Wenzel also says he is trying to understand the utility of the activity of using Bitcoin to buy other cryptos, implying that they are all nefarious cryptocurrencies that are probably also pump and dump. The use of bitcoin to buy and sell other cryptos is common because there are two types of exchanges: those that accept dollars, are highly regulated, and have a narrow range of cryptos to offer, and those that do not accept dollars, are much more lightly regulated, and so can list any crypto they want to. You buy Bitcoin on the first kind of exchange, transfer it to the second, then buy what you want to hold, moving that to an offline wallet so it can't get stolen.
But his main point here is not a technical one; he's asking why would want to acquire any of those other cryptos in the first place? He essentially predicts endless pump and dump, scammy ICO's, and the like with no good to come of it.
Here's where I don't understand Wenzel 1) making economic predictions, something the Austrians are not big on, and 2) going so far outside his realm of expertise, not that he couldn't change that by talking to one of the crypto experts at, say, Casey Research or Agora or Stansberry Churchouse.
Many cryptos are not currencies, cryptocurrencies are a subset of the field.
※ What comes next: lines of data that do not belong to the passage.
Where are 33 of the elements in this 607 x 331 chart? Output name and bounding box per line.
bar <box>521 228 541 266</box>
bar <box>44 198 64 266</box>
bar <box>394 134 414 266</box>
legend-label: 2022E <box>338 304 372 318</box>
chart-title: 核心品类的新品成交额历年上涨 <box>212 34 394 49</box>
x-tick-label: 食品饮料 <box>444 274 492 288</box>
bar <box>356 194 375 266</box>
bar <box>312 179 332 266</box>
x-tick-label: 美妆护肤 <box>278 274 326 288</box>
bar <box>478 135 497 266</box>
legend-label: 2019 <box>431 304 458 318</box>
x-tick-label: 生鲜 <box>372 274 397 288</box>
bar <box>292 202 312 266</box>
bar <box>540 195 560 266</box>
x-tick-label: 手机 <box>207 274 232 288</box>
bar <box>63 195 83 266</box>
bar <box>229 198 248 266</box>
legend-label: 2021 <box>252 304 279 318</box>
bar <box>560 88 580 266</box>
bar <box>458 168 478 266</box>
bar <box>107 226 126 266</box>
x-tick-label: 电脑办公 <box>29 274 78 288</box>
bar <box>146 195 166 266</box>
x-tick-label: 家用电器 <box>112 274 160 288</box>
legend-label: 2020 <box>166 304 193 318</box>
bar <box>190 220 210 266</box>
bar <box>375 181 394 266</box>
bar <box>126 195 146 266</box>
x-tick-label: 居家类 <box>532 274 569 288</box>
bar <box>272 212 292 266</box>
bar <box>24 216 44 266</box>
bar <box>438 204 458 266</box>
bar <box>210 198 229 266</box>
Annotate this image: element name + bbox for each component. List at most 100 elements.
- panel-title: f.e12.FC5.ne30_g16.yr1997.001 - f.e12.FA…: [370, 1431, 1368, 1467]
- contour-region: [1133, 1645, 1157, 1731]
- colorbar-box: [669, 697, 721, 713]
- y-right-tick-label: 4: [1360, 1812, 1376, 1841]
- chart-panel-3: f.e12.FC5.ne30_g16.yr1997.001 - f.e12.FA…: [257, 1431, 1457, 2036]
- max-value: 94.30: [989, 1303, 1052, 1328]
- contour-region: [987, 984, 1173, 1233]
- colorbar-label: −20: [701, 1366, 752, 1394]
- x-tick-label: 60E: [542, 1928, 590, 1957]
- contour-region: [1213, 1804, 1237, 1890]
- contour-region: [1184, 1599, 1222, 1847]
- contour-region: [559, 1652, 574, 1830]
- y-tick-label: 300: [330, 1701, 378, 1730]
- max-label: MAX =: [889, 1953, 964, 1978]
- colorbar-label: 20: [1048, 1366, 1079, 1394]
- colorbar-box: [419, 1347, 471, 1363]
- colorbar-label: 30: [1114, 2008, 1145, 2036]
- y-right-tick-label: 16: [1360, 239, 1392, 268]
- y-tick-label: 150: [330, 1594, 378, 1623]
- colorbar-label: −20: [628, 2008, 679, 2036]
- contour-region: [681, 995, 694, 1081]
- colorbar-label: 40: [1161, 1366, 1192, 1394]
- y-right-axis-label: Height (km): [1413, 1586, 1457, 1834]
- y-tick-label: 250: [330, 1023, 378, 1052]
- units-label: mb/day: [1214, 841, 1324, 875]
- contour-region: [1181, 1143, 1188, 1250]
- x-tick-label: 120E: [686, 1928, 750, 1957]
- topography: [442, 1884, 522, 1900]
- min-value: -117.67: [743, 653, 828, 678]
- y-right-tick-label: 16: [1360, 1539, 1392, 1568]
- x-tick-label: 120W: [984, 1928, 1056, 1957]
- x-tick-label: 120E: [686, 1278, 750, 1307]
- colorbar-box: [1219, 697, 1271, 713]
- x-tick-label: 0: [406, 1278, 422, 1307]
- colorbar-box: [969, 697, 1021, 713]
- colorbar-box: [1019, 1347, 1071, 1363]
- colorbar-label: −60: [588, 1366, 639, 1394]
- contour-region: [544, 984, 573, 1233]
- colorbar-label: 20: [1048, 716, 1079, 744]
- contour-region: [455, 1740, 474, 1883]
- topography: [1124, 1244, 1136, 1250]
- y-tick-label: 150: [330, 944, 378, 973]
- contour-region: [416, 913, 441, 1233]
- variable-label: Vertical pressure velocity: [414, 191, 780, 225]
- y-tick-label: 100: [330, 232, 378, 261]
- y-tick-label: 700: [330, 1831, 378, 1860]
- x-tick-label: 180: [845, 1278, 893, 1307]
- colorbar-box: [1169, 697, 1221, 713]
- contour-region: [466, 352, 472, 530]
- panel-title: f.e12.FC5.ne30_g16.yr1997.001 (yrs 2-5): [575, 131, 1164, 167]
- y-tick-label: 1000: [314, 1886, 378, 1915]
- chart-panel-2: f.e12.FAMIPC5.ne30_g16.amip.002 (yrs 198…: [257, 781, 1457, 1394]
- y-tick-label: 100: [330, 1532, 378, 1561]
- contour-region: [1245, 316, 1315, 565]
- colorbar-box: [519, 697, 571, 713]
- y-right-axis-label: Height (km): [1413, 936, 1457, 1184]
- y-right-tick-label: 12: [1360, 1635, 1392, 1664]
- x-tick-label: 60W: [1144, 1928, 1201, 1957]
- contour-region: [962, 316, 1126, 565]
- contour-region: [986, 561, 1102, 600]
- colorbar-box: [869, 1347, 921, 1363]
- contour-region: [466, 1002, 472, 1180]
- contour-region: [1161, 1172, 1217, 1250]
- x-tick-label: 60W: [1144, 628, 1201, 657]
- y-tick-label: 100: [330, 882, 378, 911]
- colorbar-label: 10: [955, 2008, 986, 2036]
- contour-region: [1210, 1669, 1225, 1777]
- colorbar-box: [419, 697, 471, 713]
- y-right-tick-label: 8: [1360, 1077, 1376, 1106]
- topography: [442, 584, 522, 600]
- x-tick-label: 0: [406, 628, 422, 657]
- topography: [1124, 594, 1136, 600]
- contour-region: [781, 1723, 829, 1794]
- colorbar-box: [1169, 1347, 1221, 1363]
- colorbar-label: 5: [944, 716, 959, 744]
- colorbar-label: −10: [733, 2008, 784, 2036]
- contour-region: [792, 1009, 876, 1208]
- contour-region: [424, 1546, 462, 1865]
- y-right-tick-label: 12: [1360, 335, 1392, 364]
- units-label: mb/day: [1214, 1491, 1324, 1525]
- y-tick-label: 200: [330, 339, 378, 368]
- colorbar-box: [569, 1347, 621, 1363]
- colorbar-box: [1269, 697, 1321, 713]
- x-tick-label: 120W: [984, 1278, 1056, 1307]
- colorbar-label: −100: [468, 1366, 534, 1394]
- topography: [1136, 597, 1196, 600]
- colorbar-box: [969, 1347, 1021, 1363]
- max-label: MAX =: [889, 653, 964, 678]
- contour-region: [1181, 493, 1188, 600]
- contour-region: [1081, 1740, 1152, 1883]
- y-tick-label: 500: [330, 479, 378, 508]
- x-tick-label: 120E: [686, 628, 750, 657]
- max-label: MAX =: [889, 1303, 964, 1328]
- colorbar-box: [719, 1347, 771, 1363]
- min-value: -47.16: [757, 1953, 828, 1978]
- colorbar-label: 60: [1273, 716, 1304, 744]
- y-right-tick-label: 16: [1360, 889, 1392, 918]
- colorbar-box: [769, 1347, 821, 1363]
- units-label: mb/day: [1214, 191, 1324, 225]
Those cryptos focused on solving real problems, and there are many to be solved, are where the long run value is, if there is any.
Wenzel's position is like that of someone watching a snake oil salesman at a carnival 150 years ago and declaring that no good will ever come of selling potions in bottles, they are all a scam and a ripoff and always will be.
Let me be the first to admit that many cryptos are a scam and a ripoff, but also to point out how many useful potions are now sold in bottles (and pills). Real value was eventually created in that arena, it could happen in cryptos as well. Look for value creation, Wenzel, attempts to create value are out there.